Otherwise the movie grinds along, solemnly, and it feels an awful lot longer than its 90 minutes. Playing his first full-on ninny, Mark Wahlberg is the high school science teacher who evacuates Philadelphia along with his wife (Zooey Deschanel), his fellow teacher (John Leguizamo) and his friend’s daughter (Ashlyn Sanchez). To the country! We’ll be safe there! Wahlberg and company form a ragtag band of brothers and sisters, determined to survive. We know trouble’s coming whenever the breeze picks up and the grass starts to sway. It’s so not frightening, it’s frightening.

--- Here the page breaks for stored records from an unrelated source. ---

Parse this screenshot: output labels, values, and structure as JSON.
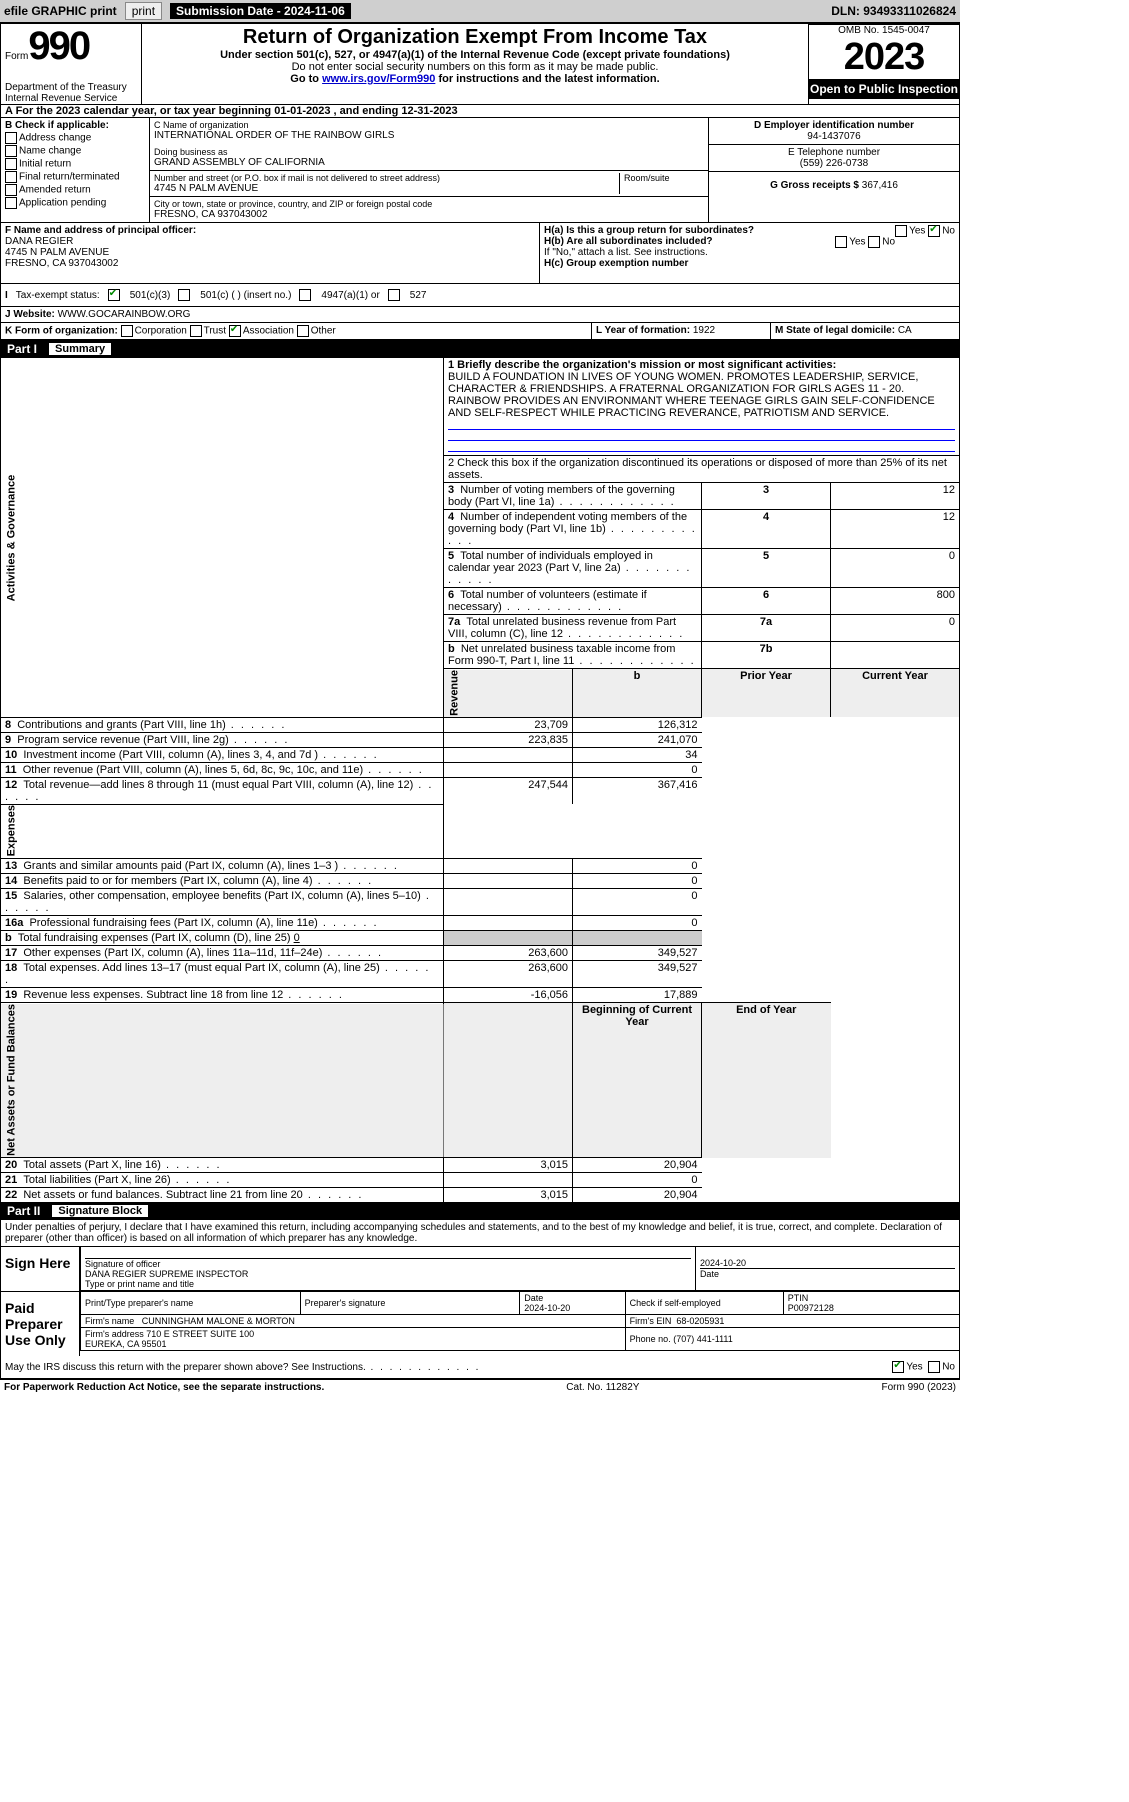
{
  "top": {
    "efile": "efile GRAPHIC print",
    "sub_label": "Submission Date - 2024-11-06",
    "dln": "DLN: 93493311026824"
  },
  "header": {
    "form": "Form",
    "number": "990",
    "title": "Return of Organization Exempt From Income Tax",
    "subtitle": "Under section 501(c), 527, or 4947(a)(1) of the Internal Revenue Code (except private foundations)",
    "note1": "Do not enter social security numbers on this form as it may be made public.",
    "note2": "Go to",
    "note2_link": "www.irs.gov/Form990",
    "note2_tail": "for instructions and the latest information.",
    "dept": "Department of the Treasury Internal Revenue Service",
    "omb": "OMB No. 1545-0047",
    "year": "2023",
    "open": "Open to Public Inspection"
  },
  "line_a": {
    "text": "A For the 2023 calendar year, or tax year beginning",
    "begin": "01-01-2023",
    "mid": ", and ending",
    "end": "12-31-2023"
  },
  "b": {
    "label": "B Check if applicable:",
    "items": [
      "Address change",
      "Name change",
      "Initial return",
      "Final return/terminated",
      "Amended return",
      "Application pending"
    ]
  },
  "c": {
    "name_label": "C Name of organization",
    "name": "INTERNATIONAL ORDER OF THE RAINBOW GIRLS",
    "dba_label": "Doing business as",
    "dba": "GRAND ASSEMBLY OF CALIFORNIA",
    "addr_label": "Number and street (or P.O. box if mail is not delivered to street address)",
    "room": "Room/suite",
    "addr": "4745 N PALM AVENUE",
    "city_label": "City or town, state or province, country, and ZIP or foreign postal code",
    "city": "FRESNO, CA  937043002"
  },
  "d": {
    "label": "D Employer identification number",
    "value": "94-1437076"
  },
  "e": {
    "label": "E Telephone number",
    "value": "(559) 226-0738"
  },
  "g": {
    "label": "G Gross receipts $",
    "value": "367,416"
  },
  "f": {
    "label": "F Name and address of principal officer:",
    "name": "DANA REGIER",
    "addr1": "4745 N PALM AVENUE",
    "addr2": "FRESNO, CA  937043002"
  },
  "h": {
    "a": "H(a)  Is this a group return for subordinates?",
    "a_yes": "Yes",
    "a_no": "No",
    "b": "H(b)  Are all subordinates included?",
    "b_tail": "If \"No,\" attach a list. See instructions.",
    "c": "H(c)  Group exemption number"
  },
  "i": {
    "label": "I",
    "text": "Tax-exempt status:",
    "opt1": "501(c)(3)",
    "opt2": "501(c) (  ) (insert no.)",
    "opt3": "4947(a)(1) or",
    "opt4": "527"
  },
  "j": {
    "label": "J",
    "text": "Website:",
    "value": "WWW.GOCARAINBOW.ORG"
  },
  "k": {
    "label": "K Form of organization:",
    "opts": [
      "Corporation",
      "Trust",
      "Association",
      "Other"
    ]
  },
  "l": {
    "label": "L Year of formation:",
    "value": "1922"
  },
  "m": {
    "label": "M State of legal domicile:",
    "value": "CA"
  },
  "part1": {
    "label": "Part I",
    "title": "Summary",
    "line1_label": "1  Briefly describe the organization's mission or most significant activities:",
    "mission": "BUILD A FOUNDATION IN LIVES OF YOUNG WOMEN. PROMOTES LEADERSHIP, SERVICE, CHARACTER & FRIENDSHIPS. A FRATERNAL ORGANIZATION FOR GIRLS AGES 11 - 20. RAINBOW PROVIDES AN ENVIRONMANT WHERE TEENAGE GIRLS GAIN SELF-CONFIDENCE AND SELF-RESPECT WHILE PRACTICING REVERANCE, PATRIOTISM AND SERVICE.",
    "line2": "2  Check this box       if the organization discontinued its operations or disposed of more than 25% of its net assets.",
    "rows_gov": [
      {
        "n": "3",
        "label": "Number of voting members of the governing body (Part VI, line 1a)",
        "box": "3",
        "val": "12"
      },
      {
        "n": "4",
        "label": "Number of independent voting members of the governing body (Part VI, line 1b)",
        "box": "4",
        "val": "12"
      },
      {
        "n": "5",
        "label": "Total number of individuals employed in calendar year 2023 (Part V, line 2a)",
        "box": "5",
        "val": "0"
      },
      {
        "n": "6",
        "label": "Total number of volunteers (estimate if necessary)",
        "box": "6",
        "val": "800"
      },
      {
        "n": "7a",
        "label": "Total unrelated business revenue from Part VIII, column (C), line 12",
        "box": "7a",
        "val": "0"
      },
      {
        "n": "b",
        "label": "Net unrelated business taxable income from Form 990-T, Part I, line 11",
        "box": "7b",
        "val": ""
      }
    ],
    "vert_gov": "Activities & Governance",
    "vert_rev": "Revenue",
    "vert_exp": "Expenses",
    "vert_net": "Net Assets or Fund Balances",
    "prior": "Prior Year",
    "current": "Current Year",
    "rev": [
      {
        "n": "8",
        "label": "Contributions and grants (Part VIII, line 1h)",
        "p": "23,709",
        "c": "126,312"
      },
      {
        "n": "9",
        "label": "Program service revenue (Part VIII, line 2g)",
        "p": "223,835",
        "c": "241,070"
      },
      {
        "n": "10",
        "label": "Investment income (Part VIII, column (A), lines 3, 4, and 7d )",
        "p": "",
        "c": "34"
      },
      {
        "n": "11",
        "label": "Other revenue (Part VIII, column (A), lines 5, 6d, 8c, 9c, 10c, and 11e)",
        "p": "",
        "c": "0"
      },
      {
        "n": "12",
        "label": "Total revenue—add lines 8 through 11 (must equal Part VIII, column (A), line 12)",
        "p": "247,544",
        "c": "367,416"
      }
    ],
    "exp": [
      {
        "n": "13",
        "label": "Grants and similar amounts paid (Part IX, column (A), lines 1–3 )",
        "p": "",
        "c": "0"
      },
      {
        "n": "14",
        "label": "Benefits paid to or for members (Part IX, column (A), line 4)",
        "p": "",
        "c": "0"
      },
      {
        "n": "15",
        "label": "Salaries, other compensation, employee benefits (Part IX, column (A), lines 5–10)",
        "p": "",
        "c": "0"
      },
      {
        "n": "16a",
        "label": "Professional fundraising fees (Part IX, column (A), line 11e)",
        "p": "",
        "c": "0"
      },
      {
        "n": "b",
        "label": "Total fundraising expenses (Part IX, column (D), line 25)",
        "tail": "0",
        "p": null,
        "c": null
      },
      {
        "n": "17",
        "label": "Other expenses (Part IX, column (A), lines 11a–11d, 11f–24e)",
        "p": "263,600",
        "c": "349,527"
      },
      {
        "n": "18",
        "label": "Total expenses. Add lines 13–17 (must equal Part IX, column (A), line 25)",
        "p": "263,600",
        "c": "349,527"
      },
      {
        "n": "19",
        "label": "Revenue less expenses. Subtract line 18 from line 12",
        "p": "-16,056",
        "c": "17,889"
      }
    ],
    "bcy": "Beginning of Current Year",
    "eoy": "End of Year",
    "net": [
      {
        "n": "20",
        "label": "Total assets (Part X, line 16)",
        "p": "3,015",
        "c": "20,904"
      },
      {
        "n": "21",
        "label": "Total liabilities (Part X, line 26)",
        "p": "",
        "c": "0"
      },
      {
        "n": "22",
        "label": "Net assets or fund balances. Subtract line 21 from line 20",
        "p": "3,015",
        "c": "20,904"
      }
    ]
  },
  "part2": {
    "label": "Part II",
    "title": "Signature Block",
    "declaration": "Under penalties of perjury, I declare that I have examined this return, including accompanying schedules and statements, and to the best of my knowledge and belief, it is true, correct, and complete. Declaration of preparer (other than officer) is based on all information of which preparer has any knowledge.",
    "sign_here": "Sign Here",
    "sig_of_officer": "Signature of officer",
    "officer": "DANA REGIER  SUPREME INSPECTOR",
    "type_label": "Type or print name and title",
    "date_label": "Date",
    "sig_date": "2024-10-20",
    "paid": "Paid Preparer Use Only",
    "prep_name_label": "Print/Type preparer's name",
    "prep_sig_label": "Preparer's signature",
    "prep_date": "2024-10-20",
    "check_self": "Check        if self-employed",
    "ptin_label": "PTIN",
    "ptin": "P00972128",
    "firm_name_label": "Firm's name",
    "firm_name": "CUNNINGHAM MALONE & MORTON",
    "firm_ein_label": "Firm's EIN",
    "firm_ein": "68-0205931",
    "firm_addr_label": "Firm's address",
    "firm_addr": "710 E STREET SUITE 100",
    "firm_city": "EUREKA, CA  95501",
    "phone_label": "Phone no.",
    "phone": "(707) 441-1111",
    "irs_discuss": "May the IRS discuss this return with the preparer shown above? See Instructions.",
    "yes": "Yes",
    "no": "No"
  },
  "footer": {
    "left": "For Paperwork Reduction Act Notice, see the separate instructions.",
    "mid": "Cat. No. 11282Y",
    "right": "Form 990 (2023)"
  }
}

The characters are either gasbags or forgetful. No matter how many dead bodies turn up on the road, someone tells someone else to close a window or get inside or something, and the response, always, is this: “Why? Is something wrong?” The picture, shot in cinematographer Tak Fujimoto’s trademark overcast tones, provides a full array of suicide methodology, delivered with a doleful air: gunshots, the aforementioned plummeting, needles in the neck and death by rider mower (!). In the film’s one true moment of two-exclamation-point camp, we watch a zookeeper feed his arms to a lion !! Let me amend that: !!!

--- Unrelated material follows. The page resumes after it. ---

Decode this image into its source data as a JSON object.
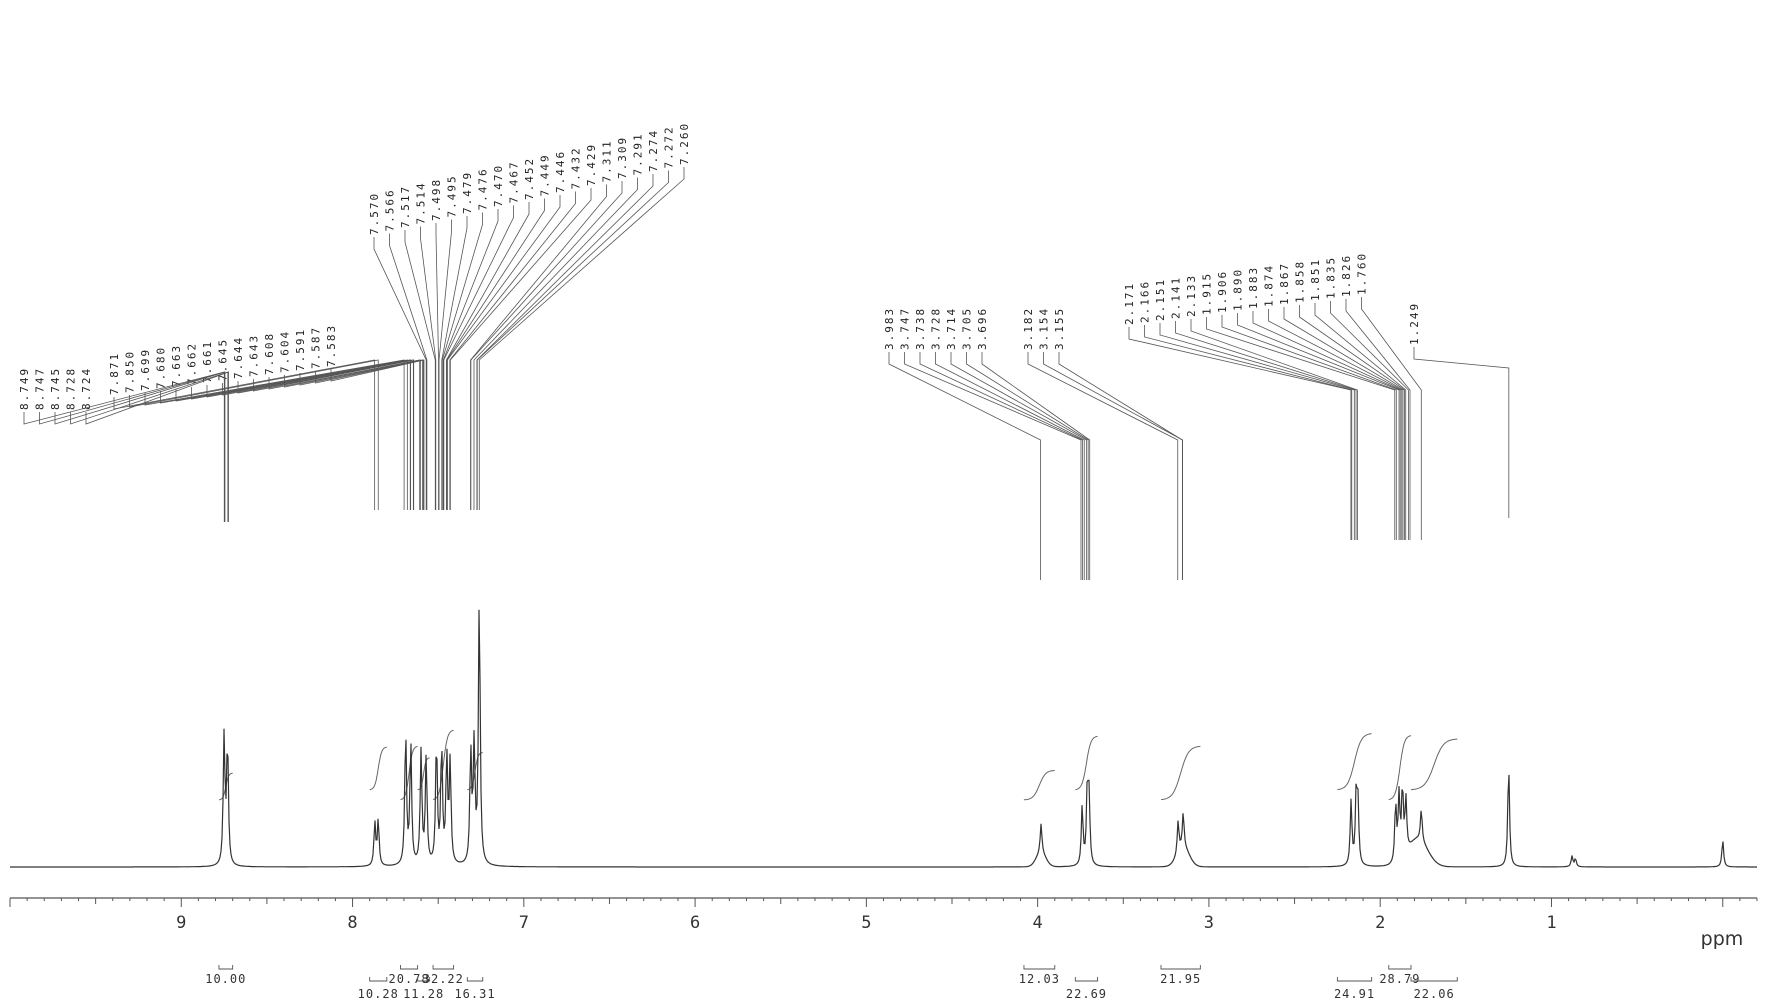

After the insufferably dense mermaid mythology of “Lady in the Water,” Shyamalan clearly wanted to keep things simple. He whizzed straight past “simple” to simplistic: Wahlberg and Deshanel’s marriage is supposed to be on the rocks (something about her having dessert with a co-worker—?!?), and he wanted kids but she didn’t. Still, if there’s one thing grisly unexplained phenomena are good for, it’s marriage counseling. I admire “The Sixth Sense” and most of “Signs,” but I don’t get what has happened to this filmmaker’s storytelling instincts. “We can’t just stand here as uninvolved observers!” the saucer-eyed Deschanel says at one point. True enough. In “The Happening,” the roles of the uninvolved observers will be played by the audience.